OS SAIS DE LITIO
Conheci intimamente um xeque venerável, grande sábio em ciências religiosas, mestre de prodigiosa memória que recitava sem esforço trechos da tradição e que consultava quotidianamente o Corão de que foi um exegeta avisado. Era um homem todo ele prudência, gradação e subtileza nas suas interpretações quando se encontrava num estádio médio, longe das aflições melancólicas da depressão e não encorajado pela excitação colérica do maníaco. Mas bastava que a regulação química se perturbasse e que à aproximação da sua fase maníaca os sais de lítio mal doseados não conseguissem aplainar as asperezas que conduzem o indivíduo à crise, para que nele o regime da referência corânica mudasse. O xeque já não evocava então os versículos delicados, tolerantes, cheios de compaixão pelo outro na fé; era incitado pela parte guerreira e redutível do Corão, começava a zurzir os vestígios de jâhiliyya e a idolatria que perturbam ainda a idade contemporânea. Se o tivéssemos deixado agir, teria destruído os vestígios arqueológicos, estátuas ou outros sinais de qualquer culto pagão das imagens. Na sua excitação, atingia o mesmo estado que levou os talibãs a destruir os budas de Bamiyan bem como as peças arqueológicas conservadas no museu de Cabul.

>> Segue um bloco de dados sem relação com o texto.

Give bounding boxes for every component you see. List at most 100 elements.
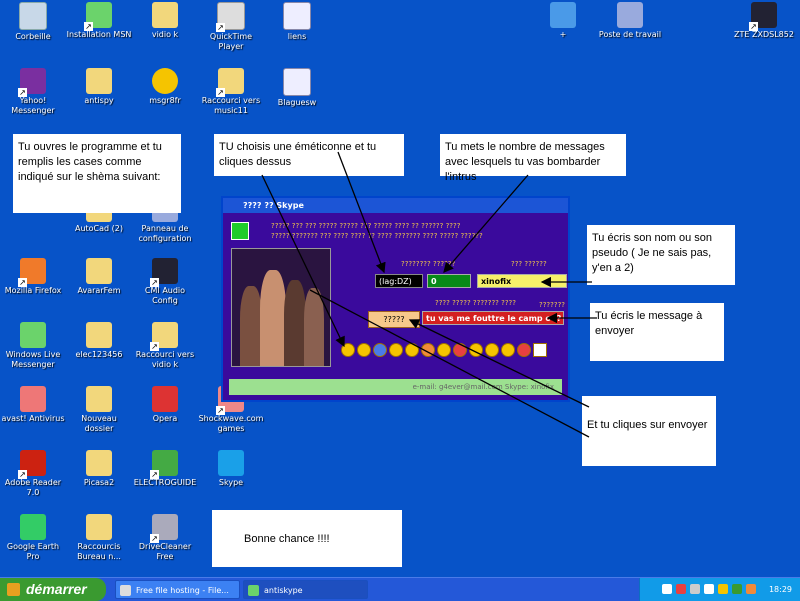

Este retrato deverá ser entendido como uma alegoria que revela a dupla face que a palavra corânica encerra e que confirma que a doença do Islão se referencia a partir da figura do maníaco.
Deste ponto de vista, o Corão é um livro análogo à Bíblia tal como a redescobre Voltaire no seu Tratado sobre a Tolerância.
Existe nas revelações monoteístas uma parte guerreira, fanática, violenta, redutível. É esta face que a doença favorece. E a doença assinalada por Voltaire entre os seus correligionários releva, também ela, do estado maníaco:
«A melhor forma de diminuir a quantidade de maníacos, para não ir mais longe, é a de entregar esta doença do espírito ao regime da razão, que ilumina lenta mas infalivelmente os homens.»
(...) O zelo fanático dos [almóadas] está provavelmente na origem da extinção do cristianismo autóctone no Magrebe[1] que era tão antigo e estava tão enraizado quanto o cristianismo copta do Egipto, ou árabe, sírio e caldeu do Próximo Oriente.
E é sempre o mesmo trecho corânico que é invocado por aqueles que instauram o fanatismo e a intolerância no coração do Islão deles[2].
Abdelwahab Meddeb
In “A DOENÇA DO ISÃO” – ed. Relógio D’Água Editores, Março de 2005, pág. 186 e seg.
[1] -Lembremo-nos de que Santo Agostinho era tunisino.